One of my goals for this school year was to learn how to make a Glog. I had heard about them, and seen a few, from others on Twitter, which is where I get most of my technology ideas. It took me a while to get around to doing it, though. I have been gradually working my way through the new Being a Writer materials. This is our first year with these materials. In March we began a new unit on writing non-fiction. The first project was to research and write about countries around the world. This seemed like the perfect place to try out the Glogs.

If you aren’t familiar with a Glog, it is an on-line poster. You create a Glog on the GlogsterEdu website. They can be embedded into wikis and blogs. As I read about GlogsterEdu from others in my PLN, I was very intrigued. With advice from others, I watched a couple YouTube videos to learn how to do this, and I created a sample poster to show to my students. I had the kids partner up to get things started, but ultimately each student made their own glog.

We started out with pencil and paper. We did our research by reading library books to learn about other countries. Students were able to choose whatever country they wanted, and several chose the same country. I created a organizational web so students could collect and organize their information before we moved to the computers.

When I began to look at the developing Glogs, I realized that some kids were into adding lots of unrelated animated graphics, but were not including much content. At this point I created a Making a Glog poster with my expectations and a checklist for students to use as they edited their work. Later, I used this checklist as a rubric to evaluate our finished Glogs.  Check out my file cabinet for PDFs of these documents.
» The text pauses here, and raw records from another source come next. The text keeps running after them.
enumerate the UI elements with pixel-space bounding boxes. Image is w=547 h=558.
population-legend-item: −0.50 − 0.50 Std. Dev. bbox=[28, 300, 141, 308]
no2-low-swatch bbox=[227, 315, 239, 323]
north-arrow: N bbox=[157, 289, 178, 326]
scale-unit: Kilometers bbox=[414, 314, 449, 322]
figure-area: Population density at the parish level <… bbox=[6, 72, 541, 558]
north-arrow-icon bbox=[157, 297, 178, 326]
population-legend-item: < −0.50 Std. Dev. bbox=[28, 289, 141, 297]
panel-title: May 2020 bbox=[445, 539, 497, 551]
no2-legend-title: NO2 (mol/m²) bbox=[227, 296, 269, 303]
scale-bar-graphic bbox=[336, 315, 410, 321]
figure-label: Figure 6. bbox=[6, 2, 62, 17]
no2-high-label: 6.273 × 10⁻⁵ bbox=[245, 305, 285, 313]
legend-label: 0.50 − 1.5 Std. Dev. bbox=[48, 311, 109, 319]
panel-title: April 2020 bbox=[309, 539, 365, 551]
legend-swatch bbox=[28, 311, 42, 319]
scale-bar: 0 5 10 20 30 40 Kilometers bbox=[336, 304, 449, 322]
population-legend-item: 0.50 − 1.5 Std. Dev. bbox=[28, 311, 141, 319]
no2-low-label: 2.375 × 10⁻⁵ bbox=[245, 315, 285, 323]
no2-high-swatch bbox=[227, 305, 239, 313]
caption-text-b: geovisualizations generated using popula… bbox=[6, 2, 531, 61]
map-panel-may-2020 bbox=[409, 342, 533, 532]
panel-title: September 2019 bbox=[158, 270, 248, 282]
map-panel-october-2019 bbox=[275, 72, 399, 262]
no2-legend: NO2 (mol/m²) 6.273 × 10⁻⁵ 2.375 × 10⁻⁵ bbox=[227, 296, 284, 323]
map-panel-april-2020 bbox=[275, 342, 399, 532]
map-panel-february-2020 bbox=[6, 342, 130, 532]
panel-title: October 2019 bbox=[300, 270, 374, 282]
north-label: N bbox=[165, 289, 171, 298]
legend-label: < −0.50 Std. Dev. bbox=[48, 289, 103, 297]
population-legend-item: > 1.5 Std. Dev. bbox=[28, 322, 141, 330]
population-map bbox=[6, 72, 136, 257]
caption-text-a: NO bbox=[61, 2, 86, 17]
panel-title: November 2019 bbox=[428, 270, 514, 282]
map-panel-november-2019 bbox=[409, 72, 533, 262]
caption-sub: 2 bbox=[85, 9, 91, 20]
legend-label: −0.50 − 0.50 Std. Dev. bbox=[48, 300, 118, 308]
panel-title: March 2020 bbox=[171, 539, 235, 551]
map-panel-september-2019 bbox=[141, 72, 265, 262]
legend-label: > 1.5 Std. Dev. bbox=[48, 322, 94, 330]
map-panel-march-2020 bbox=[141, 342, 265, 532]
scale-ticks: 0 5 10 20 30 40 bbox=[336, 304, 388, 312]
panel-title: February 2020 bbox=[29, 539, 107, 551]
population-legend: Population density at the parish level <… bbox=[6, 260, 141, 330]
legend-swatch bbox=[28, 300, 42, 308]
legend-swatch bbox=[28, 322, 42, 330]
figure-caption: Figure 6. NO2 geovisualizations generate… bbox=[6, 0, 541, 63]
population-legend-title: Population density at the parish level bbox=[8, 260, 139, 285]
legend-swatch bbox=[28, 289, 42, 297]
This turned out to be a really wonderful project, and I was very impressed to see what the kids did with it. Their Glogs were way better than mine. They figured out how to find and embed photos and links in their Glogs. To make it easier for people to see our work, I created a wiki for this project and embedded all the Glogs. I also embedded the Glogs on each student’s Kidblog.

We had Core Knowledge Night, which is an open house type event, on May 5th. One of the problems with on-line projects is being able to display them for visitors to see. I set up three laptops with display boards. I also talked to the class about showing their work to their parents and other visitors. We had lots of people that took the time to see our work.

I will definitely be using Glogs in the future. The kids really enjoyed making them. It was a great way to demonstrate their learning. I also found that several students who often struggle academically really excelled with this project.